Crucially, the Advent story both adds desperately needed nuance to how we see the world and reframes who is centered in God’s liberating birth. Dr. Yeo recently co-edited Justice and Rights: Nicholas Wolterstoff in Dialogue with the University (Langham Publishing, forthcoming) which contends “that Wolsterstoff convincingly argues justice is especially due to the quartet of the vulnerable: the poor, the widow, the orphan, and the resident alien,” Dr. Yeo notes. “These categories are cultural, so the volume expands to look at non-divinity disciplines and scholars in humanities, social sciences, law and public policy, medicine and physical sciences to explore with Wolfterstorff the salience of justice and rights for the substance of their scholarship and academic practices.” When we recenter our hearts around the rights denied to marginalized people, it forms the cornerstone for a society that can correct these historic and ongoing injustices. In his essay “The Asian Faces of Jesus,” Dr. Yeo similarly recasts how the story of Jesus in Asia exemplifies the way God sent his Son to help us confess our own personal sins but, crucially, also to redeem the sins of the world. “The salvation of Jesus is not simply about atoning sacrifice, but also offering love—a powerful movement of a wholistic gospel from ‘saved from’ to ‘saved for/to.’”

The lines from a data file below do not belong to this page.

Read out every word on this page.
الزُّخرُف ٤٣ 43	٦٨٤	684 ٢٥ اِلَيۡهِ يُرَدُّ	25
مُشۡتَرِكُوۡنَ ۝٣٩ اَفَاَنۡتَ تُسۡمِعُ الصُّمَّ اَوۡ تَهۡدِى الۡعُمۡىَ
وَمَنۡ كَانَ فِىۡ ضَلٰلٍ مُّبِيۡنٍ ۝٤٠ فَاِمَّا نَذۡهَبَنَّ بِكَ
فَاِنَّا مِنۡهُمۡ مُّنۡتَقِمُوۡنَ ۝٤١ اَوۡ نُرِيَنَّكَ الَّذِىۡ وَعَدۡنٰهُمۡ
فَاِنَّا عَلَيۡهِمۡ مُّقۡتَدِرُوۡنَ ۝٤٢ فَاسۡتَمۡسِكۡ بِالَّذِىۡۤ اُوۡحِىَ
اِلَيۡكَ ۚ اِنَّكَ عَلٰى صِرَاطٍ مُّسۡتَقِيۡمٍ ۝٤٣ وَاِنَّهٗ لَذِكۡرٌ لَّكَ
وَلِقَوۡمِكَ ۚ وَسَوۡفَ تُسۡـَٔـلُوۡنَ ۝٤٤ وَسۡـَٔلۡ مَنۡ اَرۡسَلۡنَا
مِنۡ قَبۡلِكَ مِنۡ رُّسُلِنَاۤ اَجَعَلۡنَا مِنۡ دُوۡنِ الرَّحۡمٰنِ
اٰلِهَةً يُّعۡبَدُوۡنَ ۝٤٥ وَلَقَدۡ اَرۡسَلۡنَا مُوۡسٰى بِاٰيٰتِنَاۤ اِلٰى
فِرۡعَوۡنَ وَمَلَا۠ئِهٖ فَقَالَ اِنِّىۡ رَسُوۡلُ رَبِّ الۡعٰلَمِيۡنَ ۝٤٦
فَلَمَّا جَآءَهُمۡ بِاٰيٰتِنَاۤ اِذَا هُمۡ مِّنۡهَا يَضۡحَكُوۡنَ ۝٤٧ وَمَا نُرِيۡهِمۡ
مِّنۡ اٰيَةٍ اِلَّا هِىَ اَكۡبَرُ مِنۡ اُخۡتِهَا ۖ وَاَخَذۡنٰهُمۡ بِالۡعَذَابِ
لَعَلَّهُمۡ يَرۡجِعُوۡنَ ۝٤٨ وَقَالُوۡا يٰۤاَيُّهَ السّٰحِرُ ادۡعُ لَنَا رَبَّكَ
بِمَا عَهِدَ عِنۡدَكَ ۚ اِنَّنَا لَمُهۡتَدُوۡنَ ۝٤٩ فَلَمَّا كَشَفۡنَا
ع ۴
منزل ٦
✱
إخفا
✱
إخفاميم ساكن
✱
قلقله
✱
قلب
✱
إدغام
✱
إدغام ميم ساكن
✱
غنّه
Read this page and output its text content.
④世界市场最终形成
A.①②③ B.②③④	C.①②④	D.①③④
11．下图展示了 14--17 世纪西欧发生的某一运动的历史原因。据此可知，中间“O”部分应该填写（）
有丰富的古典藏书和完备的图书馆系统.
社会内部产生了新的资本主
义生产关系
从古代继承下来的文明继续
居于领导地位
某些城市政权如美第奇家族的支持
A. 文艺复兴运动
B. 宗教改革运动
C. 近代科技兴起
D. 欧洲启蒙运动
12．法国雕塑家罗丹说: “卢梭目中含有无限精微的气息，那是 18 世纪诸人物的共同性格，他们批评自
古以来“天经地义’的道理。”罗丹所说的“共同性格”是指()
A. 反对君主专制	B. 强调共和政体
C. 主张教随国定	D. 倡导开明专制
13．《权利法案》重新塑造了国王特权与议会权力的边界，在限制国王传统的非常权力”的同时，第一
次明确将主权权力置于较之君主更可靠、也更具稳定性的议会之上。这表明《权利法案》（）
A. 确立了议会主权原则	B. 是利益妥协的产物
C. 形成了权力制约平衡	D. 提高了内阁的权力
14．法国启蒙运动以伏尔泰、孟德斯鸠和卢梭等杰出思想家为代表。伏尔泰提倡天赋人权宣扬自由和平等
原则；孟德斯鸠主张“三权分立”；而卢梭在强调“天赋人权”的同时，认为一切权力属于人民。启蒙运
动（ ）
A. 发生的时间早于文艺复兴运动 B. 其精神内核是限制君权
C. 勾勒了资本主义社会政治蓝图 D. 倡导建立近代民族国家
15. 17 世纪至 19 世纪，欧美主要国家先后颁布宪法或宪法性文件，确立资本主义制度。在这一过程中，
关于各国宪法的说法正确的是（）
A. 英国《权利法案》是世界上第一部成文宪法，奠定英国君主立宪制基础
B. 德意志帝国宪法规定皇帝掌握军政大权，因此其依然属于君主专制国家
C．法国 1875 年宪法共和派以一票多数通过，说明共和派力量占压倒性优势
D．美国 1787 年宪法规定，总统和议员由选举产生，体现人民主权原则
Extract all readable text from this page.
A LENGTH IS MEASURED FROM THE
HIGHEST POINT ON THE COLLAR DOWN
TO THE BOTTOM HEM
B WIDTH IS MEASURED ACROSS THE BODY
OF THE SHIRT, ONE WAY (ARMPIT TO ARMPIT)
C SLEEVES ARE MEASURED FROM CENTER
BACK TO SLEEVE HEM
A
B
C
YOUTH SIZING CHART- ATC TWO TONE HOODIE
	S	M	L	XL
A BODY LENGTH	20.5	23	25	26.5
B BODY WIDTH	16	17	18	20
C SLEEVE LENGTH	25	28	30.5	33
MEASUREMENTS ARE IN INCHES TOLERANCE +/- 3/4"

In this season, we must return to the specific details in our Advent stories, because they offer guidance for how we can nurture faith that leads beyond the present violence and despair. “Herod, like all authoritarian rulers, is fearful and thus always building palace-fortresses. In contrast, Mary is from a small Nazareth village. It is through her receptive and meditative heart that she becomes a self-offering agent of God,” Dr. Yeo remarks. “Empires feed themselves with suspicion, propaganda, deception, and conquest. The Advent story of love, meekness, and purity of trust subvert those forces.” From the shepherds and sheep who join angels in singing praises for a helpless baby to sages from the East paying homage, Advent inverts how we understand power. It also asks us to reinterpret parts of the story we think we know, like metaphors about darkness and light. “I keep reminding myself and my students that darkness in the biblical sense is never categorized as evil,” Dr. Yeo says. “It is an environment where, if you are not careful you can easily make wrong decisions that lead to injustice. But with wisdom, it also becomes an environment that nurtures hope, faith, and love—courting the light that’s coming, transformation that is already and not yet fully here.”
As ministers throughout the country prepare for Christmas Eve services, Dr. Yeo hopes they share these particularities from our holy texts, inviting congregants to root themselves in biblical faith, hope, and love. The angel proclaims our story: “Do not be afraid!” “When Christmas comes at the end of a year filled with so much personal and geopolitical brokenness, don’t let fear shape your message,” he says. “Offer a robust sense of the gospel, one that interprets Jesus’ birth through the entirety of his life through his ascension—then the giving of the Spirit. Advent looped together with Christ’s coming again.”